| "If this happened our cluster would become unavailable and may have trouble re-clustering." This was basically the repeated experience I had which caused me to abandon etcd for the time being. If it can barely ever heal, what the fuck good is it? And I found that it could barely ever heal. A 3-node CoreOS cluster I ran _always_ crashed when it attempted a coordinated update, and rarely could be repaired with the help of #CoreOS over hours. Because CoreOS pushes out updates with versions of etcd incompatible with recent versions, the etcd cluster could never survive the upgrade. Add this to the fact that the CEO of CoreOS told me in person that he expected them to be the _only_ Operating System on the internet, and I'm generally not along for the ride with CoreOS any longer. Consul, Mesos, and Docker are looking good.

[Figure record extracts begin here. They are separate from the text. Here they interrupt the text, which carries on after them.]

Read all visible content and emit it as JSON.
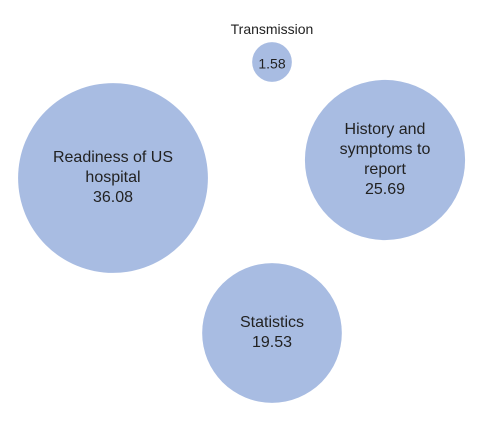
{
  "chart_data": {
    "type": "packed-bubble",
    "categories": [
      "Readiness of US hospital",
      "History and symptoms to report",
      "Statistics",
      "Transmission"
    ],
    "values": [
      36.08,
      25.69,
      19.53,
      1.58
    ],
    "color": "#a8bce2"
  }
}
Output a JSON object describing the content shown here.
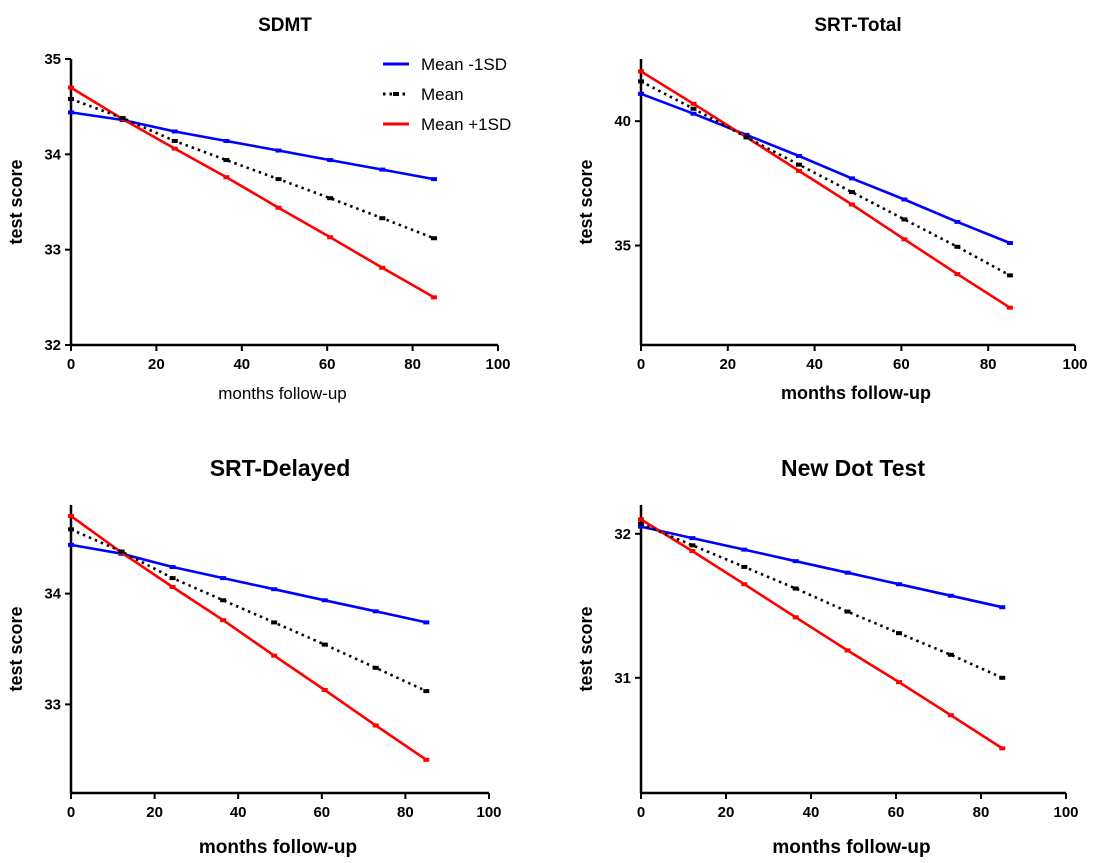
{
  "series_styles": [
    {
      "name": "Mean -1SD",
      "color": "#0000ff",
      "dash": "solid"
    },
    {
      "name": "Mean",
      "color": "#000000",
      "dash": "dotted"
    },
    {
      "name": "Mean +1SD",
      "color": "#ff0000",
      "dash": "solid"
    }
  ],
  "chart_data": [
    {
      "type": "line",
      "title": "SDMT",
      "xlabel": "months follow-up",
      "ylabel": "test score",
      "xlim": [
        0,
        100
      ],
      "ylim": [
        32,
        35
      ],
      "xticks": [
        0,
        20,
        40,
        60,
        80,
        100
      ],
      "yticks": [
        32,
        33,
        34,
        35
      ],
      "legend": "top-right",
      "x": [
        0,
        12.1,
        24.3,
        36.4,
        48.6,
        60.7,
        72.9,
        85
      ],
      "series": [
        {
          "name": "Mean -1SD",
          "values": [
            34.44,
            34.36,
            34.24,
            34.14,
            34.04,
            33.94,
            33.84,
            33.74
          ]
        },
        {
          "name": "Mean",
          "values": [
            34.58,
            34.38,
            34.14,
            33.94,
            33.74,
            33.54,
            33.33,
            33.12
          ]
        },
        {
          "name": "Mean +1SD",
          "values": [
            34.7,
            34.37,
            34.06,
            33.76,
            33.44,
            33.13,
            32.81,
            32.5
          ]
        }
      ]
    },
    {
      "type": "line",
      "title": "SRT-Total",
      "xlabel": "months follow-up",
      "ylabel": "test score",
      "xlim": [
        0,
        100
      ],
      "ylim": [
        31,
        42.5
      ],
      "xticks": [
        0,
        20,
        40,
        60,
        80,
        100
      ],
      "yticks": [
        35,
        40
      ],
      "legend": "none",
      "x": [
        0,
        12.1,
        24.3,
        36.4,
        48.6,
        60.7,
        72.9,
        85
      ],
      "series": [
        {
          "name": "Mean -1SD",
          "values": [
            41.1,
            40.3,
            39.45,
            38.6,
            37.7,
            36.85,
            35.95,
            35.1
          ]
        },
        {
          "name": "Mean",
          "values": [
            41.6,
            40.5,
            39.35,
            38.25,
            37.15,
            36.05,
            34.95,
            33.8
          ]
        },
        {
          "name": "Mean +1SD",
          "values": [
            42.0,
            40.7,
            39.35,
            38.0,
            36.65,
            35.25,
            33.85,
            32.5
          ]
        }
      ]
    },
    {
      "type": "line",
      "title": "SRT-Delayed",
      "xlabel": "months follow-up",
      "ylabel": "test score",
      "xlim": [
        0,
        100
      ],
      "ylim": [
        32.2,
        34.8
      ],
      "xticks": [
        0,
        20,
        40,
        60,
        80,
        100
      ],
      "yticks": [
        33,
        34
      ],
      "legend": "none",
      "x": [
        0,
        12.1,
        24.3,
        36.4,
        48.6,
        60.7,
        72.9,
        85
      ],
      "series": [
        {
          "name": "Mean -1SD",
          "values": [
            34.44,
            34.36,
            34.24,
            34.14,
            34.04,
            33.94,
            33.84,
            33.74
          ]
        },
        {
          "name": "Mean",
          "values": [
            34.58,
            34.38,
            34.14,
            33.94,
            33.74,
            33.54,
            33.33,
            33.12
          ]
        },
        {
          "name": "Mean +1SD",
          "values": [
            34.7,
            34.37,
            34.06,
            33.76,
            33.44,
            33.13,
            32.81,
            32.5
          ]
        }
      ]
    },
    {
      "type": "line",
      "title": "New Dot Test",
      "xlabel": "months follow-up",
      "ylabel": "test score",
      "xlim": [
        0,
        100
      ],
      "ylim": [
        30.2,
        32.2
      ],
      "xticks": [
        0,
        20,
        40,
        60,
        80,
        100
      ],
      "yticks": [
        31,
        32
      ],
      "legend": "none",
      "x": [
        0,
        12.1,
        24.3,
        36.4,
        48.6,
        60.7,
        72.9,
        85
      ],
      "series": [
        {
          "name": "Mean -1SD",
          "values": [
            32.05,
            31.97,
            31.89,
            31.81,
            31.73,
            31.65,
            31.57,
            31.49
          ]
        },
        {
          "name": "Mean",
          "values": [
            32.07,
            31.92,
            31.77,
            31.62,
            31.46,
            31.31,
            31.16,
            31.0
          ]
        },
        {
          "name": "Mean +1SD",
          "values": [
            32.1,
            31.88,
            31.65,
            31.42,
            31.19,
            30.97,
            30.74,
            30.51
          ]
        }
      ]
    }
  ]
}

Anyone interested in this space should check out: https://github.com/CiscoCloud/microservices-infrastructure
|
But I also handle upgrading releases differently, that's not something I trusted from the beginning and it's easy enough to disable their update system and stand up new instances with upgraded CoreOS images.

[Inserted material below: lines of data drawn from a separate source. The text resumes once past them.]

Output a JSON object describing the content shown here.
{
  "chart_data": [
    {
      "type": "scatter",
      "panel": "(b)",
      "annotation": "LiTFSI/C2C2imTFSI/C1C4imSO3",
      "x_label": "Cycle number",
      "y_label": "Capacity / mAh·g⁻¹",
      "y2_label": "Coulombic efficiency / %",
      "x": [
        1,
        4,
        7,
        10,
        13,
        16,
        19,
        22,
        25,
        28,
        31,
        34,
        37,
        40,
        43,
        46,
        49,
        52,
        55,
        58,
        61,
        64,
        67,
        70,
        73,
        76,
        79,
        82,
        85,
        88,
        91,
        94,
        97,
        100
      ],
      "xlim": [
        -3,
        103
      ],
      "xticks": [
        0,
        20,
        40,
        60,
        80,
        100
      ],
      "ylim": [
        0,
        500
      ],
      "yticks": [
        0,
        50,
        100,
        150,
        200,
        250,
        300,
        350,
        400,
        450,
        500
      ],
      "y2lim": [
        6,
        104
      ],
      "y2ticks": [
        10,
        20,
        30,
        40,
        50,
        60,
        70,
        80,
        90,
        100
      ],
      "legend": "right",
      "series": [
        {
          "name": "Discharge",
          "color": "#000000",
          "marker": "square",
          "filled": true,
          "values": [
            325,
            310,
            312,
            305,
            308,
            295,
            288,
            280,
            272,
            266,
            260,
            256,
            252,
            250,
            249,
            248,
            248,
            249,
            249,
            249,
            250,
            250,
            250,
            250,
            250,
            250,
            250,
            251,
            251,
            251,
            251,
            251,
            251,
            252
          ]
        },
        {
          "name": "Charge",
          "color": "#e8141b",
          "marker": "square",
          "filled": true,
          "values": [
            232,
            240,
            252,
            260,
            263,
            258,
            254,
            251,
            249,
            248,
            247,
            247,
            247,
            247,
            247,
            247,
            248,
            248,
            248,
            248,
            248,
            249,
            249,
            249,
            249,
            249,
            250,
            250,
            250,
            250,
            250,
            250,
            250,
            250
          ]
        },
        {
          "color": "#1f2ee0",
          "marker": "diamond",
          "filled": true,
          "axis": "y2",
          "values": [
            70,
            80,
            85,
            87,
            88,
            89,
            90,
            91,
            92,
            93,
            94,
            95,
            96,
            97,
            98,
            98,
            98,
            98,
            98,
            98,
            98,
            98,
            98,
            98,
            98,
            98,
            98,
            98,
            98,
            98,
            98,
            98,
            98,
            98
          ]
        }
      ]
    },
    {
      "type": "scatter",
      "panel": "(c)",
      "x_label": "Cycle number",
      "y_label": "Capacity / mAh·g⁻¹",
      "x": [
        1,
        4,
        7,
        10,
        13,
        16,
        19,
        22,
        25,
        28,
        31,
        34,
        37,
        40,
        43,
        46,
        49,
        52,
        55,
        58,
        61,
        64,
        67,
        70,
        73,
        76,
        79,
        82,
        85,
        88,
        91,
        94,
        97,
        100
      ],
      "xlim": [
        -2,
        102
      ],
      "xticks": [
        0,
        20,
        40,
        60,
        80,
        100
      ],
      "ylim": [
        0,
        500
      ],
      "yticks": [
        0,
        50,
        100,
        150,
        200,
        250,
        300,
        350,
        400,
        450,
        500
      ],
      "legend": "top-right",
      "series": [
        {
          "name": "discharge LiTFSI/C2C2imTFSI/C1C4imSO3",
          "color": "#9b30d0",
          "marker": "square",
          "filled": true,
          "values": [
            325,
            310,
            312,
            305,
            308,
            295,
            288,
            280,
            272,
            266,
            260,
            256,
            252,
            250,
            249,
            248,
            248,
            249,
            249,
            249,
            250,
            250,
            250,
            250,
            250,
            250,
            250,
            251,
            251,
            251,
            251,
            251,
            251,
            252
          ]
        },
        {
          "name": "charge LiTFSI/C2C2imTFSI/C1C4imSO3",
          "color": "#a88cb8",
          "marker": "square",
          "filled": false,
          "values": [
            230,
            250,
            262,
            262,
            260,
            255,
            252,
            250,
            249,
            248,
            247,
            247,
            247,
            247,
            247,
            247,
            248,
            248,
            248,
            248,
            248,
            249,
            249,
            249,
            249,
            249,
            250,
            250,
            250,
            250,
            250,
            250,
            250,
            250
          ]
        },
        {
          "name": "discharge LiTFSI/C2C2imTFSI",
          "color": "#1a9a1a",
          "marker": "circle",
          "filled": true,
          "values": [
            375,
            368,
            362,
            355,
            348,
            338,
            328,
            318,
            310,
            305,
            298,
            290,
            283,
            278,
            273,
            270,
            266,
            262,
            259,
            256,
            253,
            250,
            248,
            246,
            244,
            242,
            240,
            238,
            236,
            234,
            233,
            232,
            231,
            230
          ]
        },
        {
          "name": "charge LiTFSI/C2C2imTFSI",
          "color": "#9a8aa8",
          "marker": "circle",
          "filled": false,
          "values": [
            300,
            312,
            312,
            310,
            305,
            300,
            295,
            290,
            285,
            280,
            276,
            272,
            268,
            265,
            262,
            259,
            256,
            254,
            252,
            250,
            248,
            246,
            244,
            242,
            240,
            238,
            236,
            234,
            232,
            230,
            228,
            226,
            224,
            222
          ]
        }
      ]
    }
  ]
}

Also, looking at your quote I would consider it very out of context, the previous sentence right before that:
"If there were any changes to these etcd machines, AWS would reboot them to apply the changes, potentially all at the same time."
So they had Cloudformation potentially rebooting all there machines at the same time, I think any cluster is going to have an issue when that happens and really has nothing to do with CoreOS's update system.